Another of these mandatory exceptions is the “statutory safe haven” of NHS Digital, which is now building a Data Services Platform to collect, hold, process, and then distribute de-identified and anonymised information – initially at least for commissioning.

Other areas that won’t be part of the opt out include disease registers and demographic information for production of official statistics. That all adds up to a lot of information.

Booth’s organisation has already warned that the circumstances are still there to recreate care.data under another name; but without the opt-out that applied last time. And he’s not happy.

So what does he believe needs to happen? “The first step is to inform patients how their data has been used, and that will then demonstrate the transparency in the system, which can lead to fact-based conversations about data use,” he says.

“There are legitimate reasons to override a broad patient dissent, but there are also many illegitimate bureaucratic reasons that some wish too – patients need to be able to see what happens, for them to have confidence in the legitimate.

“Had NHS England paid due respect to Caldicott 2, the law, and patients when designing care.data, it may have gone very differently.

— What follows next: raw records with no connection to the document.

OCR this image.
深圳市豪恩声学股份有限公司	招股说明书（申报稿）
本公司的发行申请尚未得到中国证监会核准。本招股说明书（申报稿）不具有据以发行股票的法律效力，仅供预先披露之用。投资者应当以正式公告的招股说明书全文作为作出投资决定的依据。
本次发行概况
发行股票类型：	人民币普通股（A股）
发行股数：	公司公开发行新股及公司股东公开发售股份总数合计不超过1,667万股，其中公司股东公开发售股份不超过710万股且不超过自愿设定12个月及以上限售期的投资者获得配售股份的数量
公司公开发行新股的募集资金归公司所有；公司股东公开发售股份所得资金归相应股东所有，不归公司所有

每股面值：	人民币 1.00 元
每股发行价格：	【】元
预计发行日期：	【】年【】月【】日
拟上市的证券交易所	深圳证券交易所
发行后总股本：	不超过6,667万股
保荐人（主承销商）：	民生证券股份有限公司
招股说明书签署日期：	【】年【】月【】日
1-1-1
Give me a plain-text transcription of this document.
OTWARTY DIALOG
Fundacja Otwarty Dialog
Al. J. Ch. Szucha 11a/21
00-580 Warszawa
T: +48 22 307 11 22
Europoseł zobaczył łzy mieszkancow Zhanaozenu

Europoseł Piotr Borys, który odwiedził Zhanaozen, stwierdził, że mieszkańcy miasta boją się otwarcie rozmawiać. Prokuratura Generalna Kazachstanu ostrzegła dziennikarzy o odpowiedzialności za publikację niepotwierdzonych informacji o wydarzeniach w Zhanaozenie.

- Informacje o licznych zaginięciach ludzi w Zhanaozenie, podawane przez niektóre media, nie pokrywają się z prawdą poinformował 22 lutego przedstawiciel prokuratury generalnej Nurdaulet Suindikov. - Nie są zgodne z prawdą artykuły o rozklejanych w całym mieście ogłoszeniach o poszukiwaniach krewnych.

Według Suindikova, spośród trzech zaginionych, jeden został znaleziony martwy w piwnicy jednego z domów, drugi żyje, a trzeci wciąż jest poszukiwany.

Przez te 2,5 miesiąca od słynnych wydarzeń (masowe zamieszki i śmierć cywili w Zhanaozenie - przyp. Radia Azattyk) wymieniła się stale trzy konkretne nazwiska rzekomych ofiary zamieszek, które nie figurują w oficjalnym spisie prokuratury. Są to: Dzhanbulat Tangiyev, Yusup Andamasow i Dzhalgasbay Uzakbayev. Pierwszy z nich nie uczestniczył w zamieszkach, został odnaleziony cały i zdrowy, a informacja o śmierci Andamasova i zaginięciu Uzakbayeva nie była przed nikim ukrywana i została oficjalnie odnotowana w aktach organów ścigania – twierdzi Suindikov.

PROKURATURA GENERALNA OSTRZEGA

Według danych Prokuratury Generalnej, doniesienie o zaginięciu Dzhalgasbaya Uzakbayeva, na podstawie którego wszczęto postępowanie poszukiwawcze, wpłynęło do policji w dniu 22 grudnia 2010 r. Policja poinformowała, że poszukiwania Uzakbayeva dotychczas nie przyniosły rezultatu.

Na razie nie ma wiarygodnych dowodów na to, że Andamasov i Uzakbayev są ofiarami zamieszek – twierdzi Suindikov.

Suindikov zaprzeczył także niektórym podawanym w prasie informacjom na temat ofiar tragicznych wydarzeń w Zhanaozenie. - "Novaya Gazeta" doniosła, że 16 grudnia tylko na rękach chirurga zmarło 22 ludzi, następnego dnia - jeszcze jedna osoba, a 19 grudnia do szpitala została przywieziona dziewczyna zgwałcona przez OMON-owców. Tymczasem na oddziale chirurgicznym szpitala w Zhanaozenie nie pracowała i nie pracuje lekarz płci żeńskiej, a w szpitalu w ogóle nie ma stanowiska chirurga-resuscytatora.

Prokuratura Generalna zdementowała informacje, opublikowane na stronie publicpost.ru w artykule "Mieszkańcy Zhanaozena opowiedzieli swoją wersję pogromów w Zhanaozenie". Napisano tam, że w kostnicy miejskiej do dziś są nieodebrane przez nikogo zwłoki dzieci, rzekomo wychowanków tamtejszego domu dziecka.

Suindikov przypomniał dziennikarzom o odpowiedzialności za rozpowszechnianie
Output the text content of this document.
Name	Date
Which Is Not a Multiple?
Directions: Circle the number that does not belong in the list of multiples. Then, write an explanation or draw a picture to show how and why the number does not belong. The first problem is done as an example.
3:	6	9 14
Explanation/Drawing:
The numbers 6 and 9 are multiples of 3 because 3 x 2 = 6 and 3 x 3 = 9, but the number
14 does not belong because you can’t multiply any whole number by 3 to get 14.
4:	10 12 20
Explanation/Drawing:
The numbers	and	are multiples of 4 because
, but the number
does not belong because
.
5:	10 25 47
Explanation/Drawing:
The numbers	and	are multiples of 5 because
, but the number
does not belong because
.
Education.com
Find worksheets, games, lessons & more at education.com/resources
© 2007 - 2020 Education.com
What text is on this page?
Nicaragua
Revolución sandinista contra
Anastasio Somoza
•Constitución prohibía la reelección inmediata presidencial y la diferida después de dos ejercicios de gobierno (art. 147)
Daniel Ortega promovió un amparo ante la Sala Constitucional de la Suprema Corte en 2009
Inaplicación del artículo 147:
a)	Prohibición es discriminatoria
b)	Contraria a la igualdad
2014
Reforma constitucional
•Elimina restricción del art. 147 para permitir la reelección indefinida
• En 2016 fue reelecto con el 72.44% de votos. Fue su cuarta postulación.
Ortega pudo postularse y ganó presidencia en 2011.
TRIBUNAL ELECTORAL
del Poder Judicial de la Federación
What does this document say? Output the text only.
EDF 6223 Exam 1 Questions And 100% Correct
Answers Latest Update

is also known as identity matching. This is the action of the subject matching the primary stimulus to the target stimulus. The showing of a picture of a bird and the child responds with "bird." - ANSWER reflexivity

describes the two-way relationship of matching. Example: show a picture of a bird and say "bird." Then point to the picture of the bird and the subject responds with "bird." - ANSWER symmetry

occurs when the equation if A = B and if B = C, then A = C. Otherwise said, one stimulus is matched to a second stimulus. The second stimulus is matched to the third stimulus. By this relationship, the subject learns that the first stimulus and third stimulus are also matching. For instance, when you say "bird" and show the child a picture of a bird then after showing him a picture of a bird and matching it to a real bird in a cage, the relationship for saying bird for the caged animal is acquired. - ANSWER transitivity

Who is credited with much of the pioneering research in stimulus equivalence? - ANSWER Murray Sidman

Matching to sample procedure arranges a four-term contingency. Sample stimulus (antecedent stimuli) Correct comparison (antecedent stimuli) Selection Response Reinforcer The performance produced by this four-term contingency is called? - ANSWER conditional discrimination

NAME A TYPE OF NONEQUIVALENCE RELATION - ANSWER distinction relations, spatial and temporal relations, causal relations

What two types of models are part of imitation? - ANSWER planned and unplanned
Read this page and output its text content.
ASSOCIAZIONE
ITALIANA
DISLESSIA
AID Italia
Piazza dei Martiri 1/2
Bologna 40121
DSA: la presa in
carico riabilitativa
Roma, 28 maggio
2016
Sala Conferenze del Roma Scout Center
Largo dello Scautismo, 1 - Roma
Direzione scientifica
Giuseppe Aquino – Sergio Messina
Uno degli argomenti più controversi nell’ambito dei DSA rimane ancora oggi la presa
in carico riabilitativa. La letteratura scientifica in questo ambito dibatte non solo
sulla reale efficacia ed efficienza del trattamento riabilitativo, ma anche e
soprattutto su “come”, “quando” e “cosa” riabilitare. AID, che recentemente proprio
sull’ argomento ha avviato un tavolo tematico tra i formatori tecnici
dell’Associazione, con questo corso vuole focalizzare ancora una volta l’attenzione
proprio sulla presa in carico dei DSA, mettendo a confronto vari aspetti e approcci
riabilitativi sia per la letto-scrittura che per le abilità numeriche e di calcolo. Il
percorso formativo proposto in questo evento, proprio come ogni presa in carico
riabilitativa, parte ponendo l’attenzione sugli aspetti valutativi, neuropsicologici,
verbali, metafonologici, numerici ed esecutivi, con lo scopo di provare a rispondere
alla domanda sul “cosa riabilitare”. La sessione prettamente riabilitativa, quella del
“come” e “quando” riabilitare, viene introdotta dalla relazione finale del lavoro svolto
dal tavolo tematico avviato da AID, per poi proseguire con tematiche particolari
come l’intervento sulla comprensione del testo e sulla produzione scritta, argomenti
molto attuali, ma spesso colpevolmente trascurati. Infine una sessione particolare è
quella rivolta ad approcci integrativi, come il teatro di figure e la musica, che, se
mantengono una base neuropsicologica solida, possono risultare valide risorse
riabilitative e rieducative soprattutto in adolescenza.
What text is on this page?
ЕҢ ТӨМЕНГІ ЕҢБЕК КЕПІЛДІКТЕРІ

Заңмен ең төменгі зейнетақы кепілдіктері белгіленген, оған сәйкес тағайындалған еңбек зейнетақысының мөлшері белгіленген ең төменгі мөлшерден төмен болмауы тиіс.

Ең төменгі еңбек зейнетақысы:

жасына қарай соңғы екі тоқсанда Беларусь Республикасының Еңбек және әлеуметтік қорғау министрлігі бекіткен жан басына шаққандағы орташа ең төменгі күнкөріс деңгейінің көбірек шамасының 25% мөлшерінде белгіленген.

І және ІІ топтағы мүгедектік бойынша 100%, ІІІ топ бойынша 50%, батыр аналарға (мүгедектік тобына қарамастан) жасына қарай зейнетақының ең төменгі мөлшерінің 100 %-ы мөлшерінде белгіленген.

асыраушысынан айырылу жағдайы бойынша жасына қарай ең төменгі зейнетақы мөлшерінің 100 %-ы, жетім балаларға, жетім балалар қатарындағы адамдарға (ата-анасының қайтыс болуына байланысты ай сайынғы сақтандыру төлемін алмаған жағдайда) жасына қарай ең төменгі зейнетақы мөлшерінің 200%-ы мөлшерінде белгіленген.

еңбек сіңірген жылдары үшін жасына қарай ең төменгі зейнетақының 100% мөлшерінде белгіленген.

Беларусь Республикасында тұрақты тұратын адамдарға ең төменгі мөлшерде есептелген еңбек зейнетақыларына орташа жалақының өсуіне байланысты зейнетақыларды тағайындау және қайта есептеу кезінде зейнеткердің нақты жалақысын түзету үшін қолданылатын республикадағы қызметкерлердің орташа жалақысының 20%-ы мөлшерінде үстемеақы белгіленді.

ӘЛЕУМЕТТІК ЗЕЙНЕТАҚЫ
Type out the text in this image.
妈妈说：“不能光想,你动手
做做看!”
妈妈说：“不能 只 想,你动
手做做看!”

“NHS England wanted all the data in the NHS linked by April 2016. It could have done that if they’d told everyone, transparently, and given people a choice to opt out — just as happened with the Summary Care Record. But they went for everything in secret, and it collapsed around them several times.”

Please, no Caldicott 4

Dame Fiona herself is urging people to take part in the consultation. In an article published on the National Data Guardian website, she acknowledges that members of the public can see both benefits and risks of data sharing, and calls on everyone to get involved in the conversation.

And let’s face it, as a human being she really must be hoping not to be asked to do it all over again.

After all, she led the first Caldicott Review of the use of information sharing in the NHS, that led to the present framework of Caldicott Guardians and information governance rules.

She led the more recent Caldicott 2 review, which restated the principles of the original report, while adding a ‘duty’ to share information when this was in the patient’s interest. And now she has had to recover some of the same ground.

Booth agrees. “If there is a ‘Caldicott 4’ then that will be a sign that the Department of Health has failed to learn the lessons that got us to this place, that things have got significantly worse, and that the department is incapable of appropriate data use,” he says, bluntly.

Whether the consultation – the government’s response – can avoid that scenario remains to be seen.